When software engineer Mostafa Jafarzadeh was offered a chance by his company to transfer to its Californian headquarters in the United States late last year, he jumped at the "once-in-a-lifetime opportunity".
But with the order issued by United States President Donald Trump restricting people from seven Muslim-majority countries from entering the US, including Iran where Mr Jafarzadeh is from, he may have to pass up his dreams of going to California, which is "as close as it gets to where all the cool technologies were born".
The 30-year-old, who has been working for an Internet of Things software and services company in Singapore since last June, is pessimistic about the prospects of the ban being lifted before April 1, which is when he is due to apply for his work visa.

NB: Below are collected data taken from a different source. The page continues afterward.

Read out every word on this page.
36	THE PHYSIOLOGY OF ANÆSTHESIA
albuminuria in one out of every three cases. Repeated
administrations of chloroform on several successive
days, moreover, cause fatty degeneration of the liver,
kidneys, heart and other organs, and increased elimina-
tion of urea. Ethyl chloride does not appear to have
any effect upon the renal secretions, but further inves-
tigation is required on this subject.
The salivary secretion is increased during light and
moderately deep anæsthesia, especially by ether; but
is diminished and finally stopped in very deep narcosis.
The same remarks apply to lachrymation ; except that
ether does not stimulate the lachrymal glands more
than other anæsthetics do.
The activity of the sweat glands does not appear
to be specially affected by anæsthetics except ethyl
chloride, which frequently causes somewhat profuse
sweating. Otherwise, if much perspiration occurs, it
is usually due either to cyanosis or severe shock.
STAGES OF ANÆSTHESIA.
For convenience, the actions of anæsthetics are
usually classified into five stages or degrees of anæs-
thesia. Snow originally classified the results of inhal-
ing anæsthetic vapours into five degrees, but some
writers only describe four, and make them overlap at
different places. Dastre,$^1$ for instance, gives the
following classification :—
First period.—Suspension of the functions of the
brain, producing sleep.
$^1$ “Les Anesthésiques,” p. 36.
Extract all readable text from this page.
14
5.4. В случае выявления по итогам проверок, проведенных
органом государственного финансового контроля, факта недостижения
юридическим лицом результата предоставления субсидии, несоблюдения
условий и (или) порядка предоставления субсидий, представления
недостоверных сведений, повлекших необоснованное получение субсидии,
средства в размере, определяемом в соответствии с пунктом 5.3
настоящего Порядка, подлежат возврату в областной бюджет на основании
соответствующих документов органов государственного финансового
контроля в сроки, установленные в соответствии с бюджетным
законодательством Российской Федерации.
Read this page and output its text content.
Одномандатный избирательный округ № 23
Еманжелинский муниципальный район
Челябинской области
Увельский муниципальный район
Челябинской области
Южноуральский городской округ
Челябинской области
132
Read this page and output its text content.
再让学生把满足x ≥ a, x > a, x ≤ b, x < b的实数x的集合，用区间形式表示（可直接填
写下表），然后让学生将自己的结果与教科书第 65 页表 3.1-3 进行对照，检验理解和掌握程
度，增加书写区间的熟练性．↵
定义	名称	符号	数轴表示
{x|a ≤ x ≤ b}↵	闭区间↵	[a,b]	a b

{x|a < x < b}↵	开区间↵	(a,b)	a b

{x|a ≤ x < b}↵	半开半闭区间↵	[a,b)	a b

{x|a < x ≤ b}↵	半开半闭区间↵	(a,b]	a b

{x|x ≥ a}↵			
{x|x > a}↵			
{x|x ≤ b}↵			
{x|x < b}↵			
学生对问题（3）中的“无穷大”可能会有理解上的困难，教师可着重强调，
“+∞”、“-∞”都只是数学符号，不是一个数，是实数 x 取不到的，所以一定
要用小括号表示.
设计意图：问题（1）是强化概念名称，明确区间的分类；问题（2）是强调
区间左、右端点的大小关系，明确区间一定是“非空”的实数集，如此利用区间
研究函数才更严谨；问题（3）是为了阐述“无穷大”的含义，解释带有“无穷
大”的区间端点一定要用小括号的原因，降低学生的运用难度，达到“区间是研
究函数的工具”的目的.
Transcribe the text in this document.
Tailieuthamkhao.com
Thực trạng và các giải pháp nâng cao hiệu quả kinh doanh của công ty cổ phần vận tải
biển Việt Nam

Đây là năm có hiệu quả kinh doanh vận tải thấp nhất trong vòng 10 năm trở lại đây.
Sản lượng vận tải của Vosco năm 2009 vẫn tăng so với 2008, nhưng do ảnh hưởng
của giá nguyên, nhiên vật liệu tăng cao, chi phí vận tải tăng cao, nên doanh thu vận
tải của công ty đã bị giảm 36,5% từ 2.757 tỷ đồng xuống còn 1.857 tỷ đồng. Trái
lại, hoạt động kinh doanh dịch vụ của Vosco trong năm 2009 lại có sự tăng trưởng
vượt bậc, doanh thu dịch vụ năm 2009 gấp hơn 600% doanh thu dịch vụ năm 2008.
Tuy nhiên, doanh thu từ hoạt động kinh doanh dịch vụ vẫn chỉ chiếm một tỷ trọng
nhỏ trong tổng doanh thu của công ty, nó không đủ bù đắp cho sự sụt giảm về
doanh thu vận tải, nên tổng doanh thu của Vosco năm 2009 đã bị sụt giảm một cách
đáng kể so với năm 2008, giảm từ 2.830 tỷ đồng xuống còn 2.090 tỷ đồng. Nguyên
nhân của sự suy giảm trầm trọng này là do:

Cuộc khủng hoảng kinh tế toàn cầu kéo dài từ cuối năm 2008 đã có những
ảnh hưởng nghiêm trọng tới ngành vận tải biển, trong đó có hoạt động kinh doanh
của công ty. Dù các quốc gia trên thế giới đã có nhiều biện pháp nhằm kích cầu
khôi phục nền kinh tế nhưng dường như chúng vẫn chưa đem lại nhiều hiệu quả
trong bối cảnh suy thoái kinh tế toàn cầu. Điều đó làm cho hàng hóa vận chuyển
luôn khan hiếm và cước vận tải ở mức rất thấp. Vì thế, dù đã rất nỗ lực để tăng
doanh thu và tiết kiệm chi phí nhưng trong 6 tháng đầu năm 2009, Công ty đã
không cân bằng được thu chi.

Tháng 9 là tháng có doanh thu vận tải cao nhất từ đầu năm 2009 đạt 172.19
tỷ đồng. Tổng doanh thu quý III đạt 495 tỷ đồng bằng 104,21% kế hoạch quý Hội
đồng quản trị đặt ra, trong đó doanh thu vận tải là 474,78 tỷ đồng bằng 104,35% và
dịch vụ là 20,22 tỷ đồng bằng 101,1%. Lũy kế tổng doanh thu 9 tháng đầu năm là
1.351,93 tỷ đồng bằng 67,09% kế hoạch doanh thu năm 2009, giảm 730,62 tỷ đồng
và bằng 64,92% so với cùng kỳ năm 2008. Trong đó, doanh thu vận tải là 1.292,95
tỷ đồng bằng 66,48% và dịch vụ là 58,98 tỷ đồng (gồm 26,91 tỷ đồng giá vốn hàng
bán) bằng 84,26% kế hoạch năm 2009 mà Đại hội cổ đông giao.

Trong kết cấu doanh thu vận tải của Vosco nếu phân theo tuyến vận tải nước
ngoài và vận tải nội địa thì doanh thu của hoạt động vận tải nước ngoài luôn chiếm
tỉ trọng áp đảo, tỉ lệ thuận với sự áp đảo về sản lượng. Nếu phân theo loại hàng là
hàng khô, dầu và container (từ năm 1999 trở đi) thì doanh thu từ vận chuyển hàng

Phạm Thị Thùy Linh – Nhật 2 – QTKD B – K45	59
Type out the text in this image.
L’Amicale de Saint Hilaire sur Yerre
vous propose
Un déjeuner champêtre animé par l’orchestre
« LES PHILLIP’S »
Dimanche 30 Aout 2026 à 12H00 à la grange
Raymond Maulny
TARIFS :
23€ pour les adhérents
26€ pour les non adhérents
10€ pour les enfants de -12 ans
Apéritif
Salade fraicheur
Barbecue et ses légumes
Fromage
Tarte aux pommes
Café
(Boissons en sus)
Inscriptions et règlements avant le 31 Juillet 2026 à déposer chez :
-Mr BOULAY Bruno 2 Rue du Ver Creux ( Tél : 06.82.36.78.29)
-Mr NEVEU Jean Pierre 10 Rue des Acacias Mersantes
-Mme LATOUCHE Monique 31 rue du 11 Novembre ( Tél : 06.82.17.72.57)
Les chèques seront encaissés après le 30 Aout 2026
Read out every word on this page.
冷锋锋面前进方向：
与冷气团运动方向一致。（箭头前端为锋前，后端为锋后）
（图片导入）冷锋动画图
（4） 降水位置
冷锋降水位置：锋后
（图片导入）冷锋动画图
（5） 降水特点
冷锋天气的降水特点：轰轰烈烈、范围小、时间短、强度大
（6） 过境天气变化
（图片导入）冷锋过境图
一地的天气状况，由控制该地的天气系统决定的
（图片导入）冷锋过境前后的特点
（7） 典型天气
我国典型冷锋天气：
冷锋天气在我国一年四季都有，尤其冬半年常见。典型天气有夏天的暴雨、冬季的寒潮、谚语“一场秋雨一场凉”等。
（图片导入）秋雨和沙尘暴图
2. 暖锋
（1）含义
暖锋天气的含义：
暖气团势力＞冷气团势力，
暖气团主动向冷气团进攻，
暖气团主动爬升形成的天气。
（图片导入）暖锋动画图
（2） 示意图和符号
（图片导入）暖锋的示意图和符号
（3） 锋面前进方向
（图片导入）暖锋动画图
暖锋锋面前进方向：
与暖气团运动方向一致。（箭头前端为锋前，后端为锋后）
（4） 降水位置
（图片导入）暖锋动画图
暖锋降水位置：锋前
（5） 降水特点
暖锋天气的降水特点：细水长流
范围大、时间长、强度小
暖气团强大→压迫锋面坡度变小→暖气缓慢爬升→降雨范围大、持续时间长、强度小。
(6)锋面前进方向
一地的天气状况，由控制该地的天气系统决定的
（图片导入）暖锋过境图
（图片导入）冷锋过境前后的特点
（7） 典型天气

Uncertainty has loomed large for other Singapore residents like him, who have been affected by the order. There are no official figures available on how many citizens of Iran, Iraq, Libya, Somalia, Sudan, Syria and Yemen are living here and could be affected by the ban.
But The Sunday Times understands that Iranians likely form the largest group, with about 500 who are working and studying here. Other groups, such as Iraqis, are possibly much smaller in number, with Iraqi expatriates estimating that they number less than 50 here.
Under the new US order, people from these countries are barred from entry to the US for at least 90 days, since Jan 27, when the order was issued. But last Friday, a Seattle federal judge put a nationwide block on the executive order.
It remains a waiting game for those affected by the travel ban. Some academics said that they will have to put on hold plans to attend conferences in the US. Other citizens from the affected countries had to postpone plans to see family.
While the executive order is being implemented by the US Embassy here, embassy spokesman Camille Dawson told The Sunday Times that the US Department of Homeland Security and State Department "may, when in the national interest, issue visas or allow entry to nationals of countries for which visas and entry are otherwise blocked under this executive order".
She added that the two departments are working closely to identify exceptions to this executive order and will provide additional details when they are available.
American Randy Olsen, 39, had planned to relocate to the US this month with his Iraqi-born wife, who obtained her green card after a two-year process. On Wednesday, he told The Sunday Times that he had contacted the US Embassy here and is waiting to hear back from them about whether they can go ahead with their plans.
Iranian research fellow Amir Hosein Sakhaei, 31, a PhD holder in mechanical engineering from the National University of Singapore who works here, said he is "sad about the racist executive order".
As a research scientist working in academia, he travels to the US about once a year to attend conferences.
"When you find something new in my field, it's very important that you can present it to others. The majority of conferences are in the US," he said.
Mr Jafarzadeh, who frequently meets clients in the US and now cannot go on work trips there, also has similar worries about its impact on his position at work.
While Emirates airline said that it has made "necessary adjustments" to its crewing to comply with the latest US requirements, several Singaporean organisations interviewed by The Sunday Times said that they are largely unaffected.
Singapore Airlines said that it has no crew members who are from the affected seven countries.
On concerns about whether US visa applications for Singaporeans will be affected, Ms Dawson said there has been no change in the availability of visas or the Visa Waiver Programme for Singaporeans.
She added that the US Embassy in Singapore "treats all Singaporean travellers equally, regardless of ethnic or religious background", when it comes to assessing applications.